30 entry daha
  • günümüzde bir çok hadis kaynağı kendisi üzerinden verilmekte olan son şeyhülislamdır. kendisi hakkında bol bol güzelleme yazanlar benim gözümde tıpkı kendisi gibi birer vatan hainidirler. kuvayı milliye kuvvetlerine verilen ölüm fetvası bu zatın elinden çıkmadır. ingiliz muhipleri yani ingiliz dostları cemiyetinin kurucularındandır. bu cemiyetin başlıca maksadı ingiliz himayesini ve mandacılığını savunmaktır. din elden gidecek lakırdısıyla işgalciler tarafından yönetilecek memleketin istanbul ve ankara'dan ibaret olmasını şiddetle arzulamışlardır.

    ayrıca koyu bir arap sevicidir. türklüğe karşı arapçılığı, türkçeye karşı arapçanın üstünlüğünü savunmuştur. vatan toprağını satmak ve ırkını değiştirmek pahasına din bekçiliği yaptığına inanmak saflıktır. dönemin papa’sı xı. pius’a hilafetin tekrar inşası için mektup yazarak vatikan’dan yardım istemiştir.

    kendi vatanına karşı bunca hainlik yapan bir adamın sunduğu bir çözüm olmaması daha enteresandır. milliyetçilik zararlı bir akım ve anadolu'ya mustafa kemal gitmesin demiştir. peki bunlar olsaydı ne olacaktı? vatanı nasıl kurtarmayı planlıyordu? bu soruların hiç bir yanıtı yok. aslında var ama şimdi kimsenin işine gelmediği için pek dillendirilmiyor. çözümü ingiliz mandasına girelim yan gelip yatalımdı. netekim mısır'da uzun yıllar yattı zaten. yüzelliliklerden olmasına ve sonradan af çıkmasına, baş düşmanı kesildiği mustafa kemal toprak olmasına rağmen bırakamadı o nefret ettiği söylenilen arapları. adamın türklükten istifa ettiği ve arap olduğuna dair şiir düzmüşlüğü o da yetmezmiş gibi bütün türk ırkını elimden gelse arap yapardım demişliği var ama aslında arapları sevmezdi diyorlar. lan sana mı inanalım adamın kendi yazdıklarına mı? sanal nasreddin.

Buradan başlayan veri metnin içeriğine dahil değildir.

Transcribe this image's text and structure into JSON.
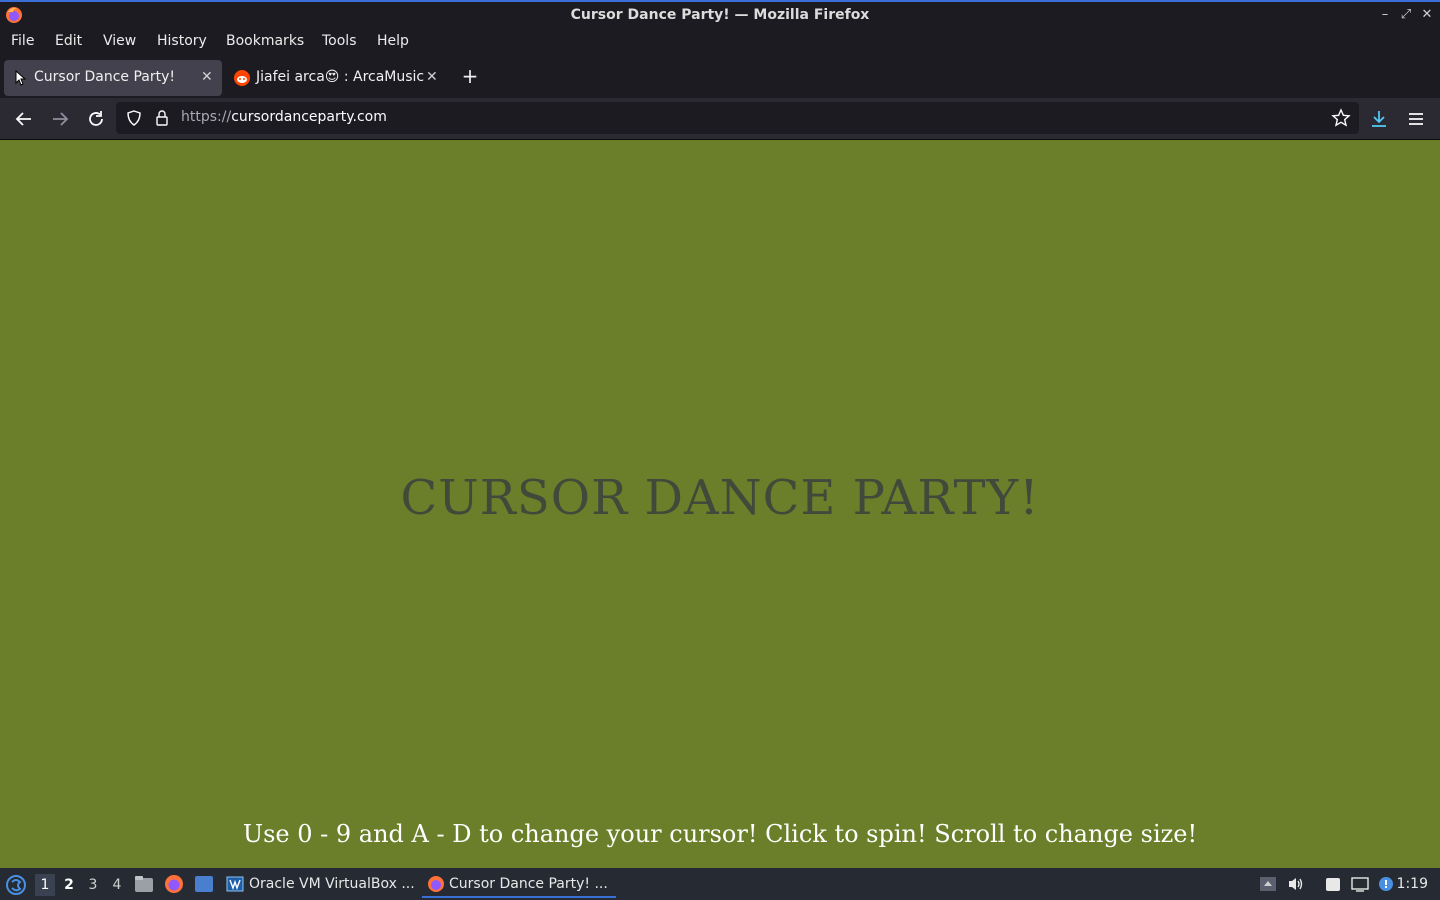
{
  "window": {
    "title": "Cursor Dance Party! — Mozilla Firefox"
  },
  "menubar": {
    "items": [
      "File",
      "Edit",
      "View",
      "History",
      "Bookmarks",
      "Tools",
      "Help"
    ]
  },
  "tabs": [
    {
      "label": "Cursor Dance Party!",
      "active": true,
      "icon": "cursor-icon"
    },
    {
      "label": "Jiafei arca😍 : ArcaMusic",
      "active": false,
      "icon": "reddit-icon"
    }
  ],
  "navbar": {
    "url_scheme": "https://",
    "url_host": "cursordanceparty.com"
  },
  "page": {
    "background": "#6b7f2a",
    "headline": "CURSOR DANCE PARTY!",
    "instructions": "Use 0 - 9 and A - D to change your cursor! Click to spin! Scroll to change size!"
  },
  "taskbar": {
    "workspaces": [
      "1",
      "2",
      "3",
      "4"
    ],
    "tasks": [
      {
        "label": "Oracle VM VirtualBox ...",
        "active": false
      },
      {
        "label": "Cursor Dance Party! ...",
        "active": true
      }
    ],
    "clock": "1:19"
  },
  "colors": {
    "accent": "#3b6fd8",
    "download_icon": "#54c8f0"
  }
}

    kendisi gibi yobaz ve gerici olan hatta kurşun geçirmez bir meczupla dostluğu vardır. ikiside maşallah her kitap ve hatıratta birbirlerini övmüşlerdir. örojen bölgelere bol bol dil atmışlardır. ikisinin de düşmana tek kurşun atmışlığı bir karış vatan toprağı müdafaa etmişlikleri yoktur. aralarındaki tek fark birisinin hücresinin dar diğerinin geniş olmasıdır. ben bu zatın elinde hiç bir çözüm olmadan din elden gidiyor yaygarasıyla kuvai milliye ve modernist atatürk'e neden saldırdığını çok iyi biliyorum. islam'da, iyinin ve kötünün mücadelesi ta başından beri politik ve hatta askeri boyutlar kazanmıştır. hz. muhammed, öteki dinlerin kurucuları gibi, yalnızca bir peygamber ve öğretmen değil, bir yönetici ve bir askerdir de. bu yüzden, mücadelesi bir devlet ve onun silahlı güçleriyle ilgilidir. islam için verilen savaşta, "allah yolundaki" kutsal savaşta dövüşenler allah için savaşıyorsa şayet, onlara karşı çıkanlar allah'a karşı savaşıyor demektir. ve allah ilke olarak peygamberle, sonra da o'nun vekilleri olan halifelerle hakim, islam devletinin yüce başkanı olduğundan, hakim olan allah orduya komuta eder. ordu allah'ın ordusudur ve düşman da allah'ın düşmanıdır. allah'ın askerlerinin görevi mümkün olduğu kadar çabuk bir biçimde allah'ın düşmanlarını allah'ın onları cezalandıracağı yere, yani öteki dünyaya göndermektir. yani elinde bir çözüm olması gerekmezdi. kendisi şeyhulislam ise onun sözü geçmeli ve din düşmanları ölmeliydi. bu kadar büyük bir kibir içerisindeydi. cezasını ise uzaklarda sürünerek geçirdi. o kellesini istediği asil komutan önce silahlı gavurdan sonra zehirli yılanlardan temizledi vatanı. bu gerçekleri görebilmek açısından çok önemli bir şahsiyettir. ibretliktir.